Dia memandang keputusan yang dikeluarkan Prabowo tersebut tidak hanya menjadi preseden buruk bagi pemberantasan korupsi ke depan, tetapi juga bagi isu peradilan yang sehat.
"Ini kesempatan para politisi memanfaatkan situasi. Jadi, ujung-ujungnya orang capek dengan segala drama peradilannya, tapi nanti akan ada pahlawan politiknya di belakang layar," ujarnya.
Dosen hukum tata negara dari Universitas Mulawarman, Herdiansyah Hamzah 'Castro' menyebut pemberian abolisi dan amensti dalam perkara korupsi merupakan tindakan yang keliru dan harus dikritik.
"Amnesti dan abolisi seolah-olah dijadikan alat kompromi politik," ucap dia.
"Ini perkara korupsi loh ya. Itu mesti ditegaskan. Ini perkara korupsi. Dan rasanya belum ada tuh perkara korupsi yang diberikan amnesti dan abolisi mengingat derajat yang dilakukan. Jadi, keliru itu," sambungnya.
Pakar hukum tata negara Bivitri Susanti juga berpendapat pemberian abolisi dan amnesti itu berbahaya untuk sistem hukum Indonesia. Kata dia, langkah ini berpotensi membahayakan upaya pemberantasan korupsi di Indonesia ke depan.
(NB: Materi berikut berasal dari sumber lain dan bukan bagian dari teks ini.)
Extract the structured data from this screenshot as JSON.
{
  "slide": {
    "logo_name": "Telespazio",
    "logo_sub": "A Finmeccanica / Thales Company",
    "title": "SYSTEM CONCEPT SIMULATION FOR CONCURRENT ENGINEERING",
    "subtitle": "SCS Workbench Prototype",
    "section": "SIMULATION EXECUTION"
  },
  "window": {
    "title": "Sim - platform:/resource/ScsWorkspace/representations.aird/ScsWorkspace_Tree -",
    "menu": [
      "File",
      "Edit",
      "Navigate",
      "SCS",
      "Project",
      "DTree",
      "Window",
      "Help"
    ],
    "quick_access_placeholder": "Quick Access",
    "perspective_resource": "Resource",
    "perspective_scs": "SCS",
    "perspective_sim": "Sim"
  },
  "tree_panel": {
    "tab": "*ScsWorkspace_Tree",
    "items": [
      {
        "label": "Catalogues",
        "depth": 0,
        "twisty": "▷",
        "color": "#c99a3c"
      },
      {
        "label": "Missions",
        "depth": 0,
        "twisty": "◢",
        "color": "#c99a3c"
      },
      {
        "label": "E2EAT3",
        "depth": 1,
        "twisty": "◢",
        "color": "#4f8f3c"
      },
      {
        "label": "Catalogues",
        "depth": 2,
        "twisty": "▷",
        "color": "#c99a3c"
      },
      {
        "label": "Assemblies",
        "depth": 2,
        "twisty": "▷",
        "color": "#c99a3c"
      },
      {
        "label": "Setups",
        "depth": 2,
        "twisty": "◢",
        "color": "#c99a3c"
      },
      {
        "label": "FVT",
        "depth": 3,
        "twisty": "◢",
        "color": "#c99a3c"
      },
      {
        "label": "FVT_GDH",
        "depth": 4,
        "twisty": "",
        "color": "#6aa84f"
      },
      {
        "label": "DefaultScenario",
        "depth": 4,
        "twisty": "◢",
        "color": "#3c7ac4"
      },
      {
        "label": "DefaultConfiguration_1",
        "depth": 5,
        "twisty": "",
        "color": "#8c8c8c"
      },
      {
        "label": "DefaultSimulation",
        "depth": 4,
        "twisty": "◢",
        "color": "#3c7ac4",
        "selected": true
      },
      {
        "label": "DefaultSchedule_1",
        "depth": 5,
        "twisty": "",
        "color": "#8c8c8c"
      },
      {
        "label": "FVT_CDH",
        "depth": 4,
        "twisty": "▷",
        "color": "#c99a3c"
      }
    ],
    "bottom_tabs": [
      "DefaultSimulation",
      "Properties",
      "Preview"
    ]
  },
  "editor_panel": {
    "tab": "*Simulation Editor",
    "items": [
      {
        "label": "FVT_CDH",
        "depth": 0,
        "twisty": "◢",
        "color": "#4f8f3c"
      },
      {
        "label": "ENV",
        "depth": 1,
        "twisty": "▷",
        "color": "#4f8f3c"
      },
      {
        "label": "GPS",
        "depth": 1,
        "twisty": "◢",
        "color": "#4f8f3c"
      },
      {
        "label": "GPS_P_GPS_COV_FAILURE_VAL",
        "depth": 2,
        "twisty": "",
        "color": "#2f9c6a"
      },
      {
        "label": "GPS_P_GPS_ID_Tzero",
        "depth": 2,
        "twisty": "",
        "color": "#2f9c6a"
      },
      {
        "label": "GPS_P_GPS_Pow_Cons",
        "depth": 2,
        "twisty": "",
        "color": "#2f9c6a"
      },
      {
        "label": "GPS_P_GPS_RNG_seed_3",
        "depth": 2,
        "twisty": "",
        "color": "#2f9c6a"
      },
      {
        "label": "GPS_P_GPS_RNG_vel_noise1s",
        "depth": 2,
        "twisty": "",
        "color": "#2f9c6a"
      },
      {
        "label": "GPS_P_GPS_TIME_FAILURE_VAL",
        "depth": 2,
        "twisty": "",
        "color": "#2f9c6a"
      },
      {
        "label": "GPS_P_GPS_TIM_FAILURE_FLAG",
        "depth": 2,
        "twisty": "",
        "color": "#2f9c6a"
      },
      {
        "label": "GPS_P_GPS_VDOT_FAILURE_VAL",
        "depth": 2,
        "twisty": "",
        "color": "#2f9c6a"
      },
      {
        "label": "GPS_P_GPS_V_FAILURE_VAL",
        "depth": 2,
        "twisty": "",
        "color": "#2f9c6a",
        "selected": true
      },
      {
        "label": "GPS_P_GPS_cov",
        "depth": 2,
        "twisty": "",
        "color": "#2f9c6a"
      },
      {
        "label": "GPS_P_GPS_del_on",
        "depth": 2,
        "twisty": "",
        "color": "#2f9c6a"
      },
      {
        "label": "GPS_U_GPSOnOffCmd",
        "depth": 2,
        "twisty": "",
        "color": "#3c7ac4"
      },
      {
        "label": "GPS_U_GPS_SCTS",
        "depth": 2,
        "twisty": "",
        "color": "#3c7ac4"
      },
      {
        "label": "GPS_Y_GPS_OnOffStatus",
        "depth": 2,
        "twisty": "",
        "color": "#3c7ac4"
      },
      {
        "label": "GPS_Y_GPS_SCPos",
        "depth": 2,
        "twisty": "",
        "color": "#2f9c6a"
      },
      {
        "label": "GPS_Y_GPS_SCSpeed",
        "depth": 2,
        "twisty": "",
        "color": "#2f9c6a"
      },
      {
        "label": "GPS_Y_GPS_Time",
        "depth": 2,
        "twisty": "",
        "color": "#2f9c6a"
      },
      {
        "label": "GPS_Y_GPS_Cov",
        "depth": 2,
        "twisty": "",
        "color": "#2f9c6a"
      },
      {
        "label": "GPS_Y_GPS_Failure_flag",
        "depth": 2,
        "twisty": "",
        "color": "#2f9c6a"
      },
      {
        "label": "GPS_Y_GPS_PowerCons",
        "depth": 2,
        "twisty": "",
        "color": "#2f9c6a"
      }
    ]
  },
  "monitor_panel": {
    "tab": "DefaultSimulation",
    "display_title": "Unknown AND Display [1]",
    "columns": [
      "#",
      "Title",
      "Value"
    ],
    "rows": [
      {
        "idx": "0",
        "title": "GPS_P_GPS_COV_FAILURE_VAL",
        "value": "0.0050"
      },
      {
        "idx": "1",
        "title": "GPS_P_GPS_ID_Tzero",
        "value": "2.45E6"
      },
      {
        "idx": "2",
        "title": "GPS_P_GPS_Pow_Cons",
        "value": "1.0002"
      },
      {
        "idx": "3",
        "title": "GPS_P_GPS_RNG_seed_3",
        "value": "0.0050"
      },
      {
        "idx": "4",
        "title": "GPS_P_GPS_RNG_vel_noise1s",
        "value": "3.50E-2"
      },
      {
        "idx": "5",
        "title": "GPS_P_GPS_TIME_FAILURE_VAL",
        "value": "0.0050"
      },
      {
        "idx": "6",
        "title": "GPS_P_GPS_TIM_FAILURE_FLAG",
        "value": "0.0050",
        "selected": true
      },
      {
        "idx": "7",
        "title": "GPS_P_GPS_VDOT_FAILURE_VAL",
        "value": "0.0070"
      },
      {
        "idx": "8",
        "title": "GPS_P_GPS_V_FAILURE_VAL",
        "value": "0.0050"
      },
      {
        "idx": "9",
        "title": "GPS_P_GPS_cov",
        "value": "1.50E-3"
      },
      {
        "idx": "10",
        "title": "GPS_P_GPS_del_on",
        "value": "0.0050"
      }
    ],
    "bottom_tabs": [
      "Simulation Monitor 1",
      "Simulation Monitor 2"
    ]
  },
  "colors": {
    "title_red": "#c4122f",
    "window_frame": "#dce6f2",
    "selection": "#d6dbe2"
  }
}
"Dampak jangka panjangnya itu yang berbahaya sekali bagi pemberantasan korupsi, bahayanya pertama berarti pengampunan-pengampunan ini bisa terus diberikan tergantung dari relasi politik dari orang itu, dari terpidananya, relasi politiknya, bisa karena kedekatan personal, bisa juga karena hal-hal yang sifatnya sangat politik seperti yang dilakukan terhadap Hasto," kata Bivitri kepada CNNIndonesia.com.
Menurut Bivitri, konsep pengampunan Prabowo ini lebih kepada kepentingan politik bukan hukum. Sehingga penggunaannya biasanya politis tanpa pertimbangan hukum.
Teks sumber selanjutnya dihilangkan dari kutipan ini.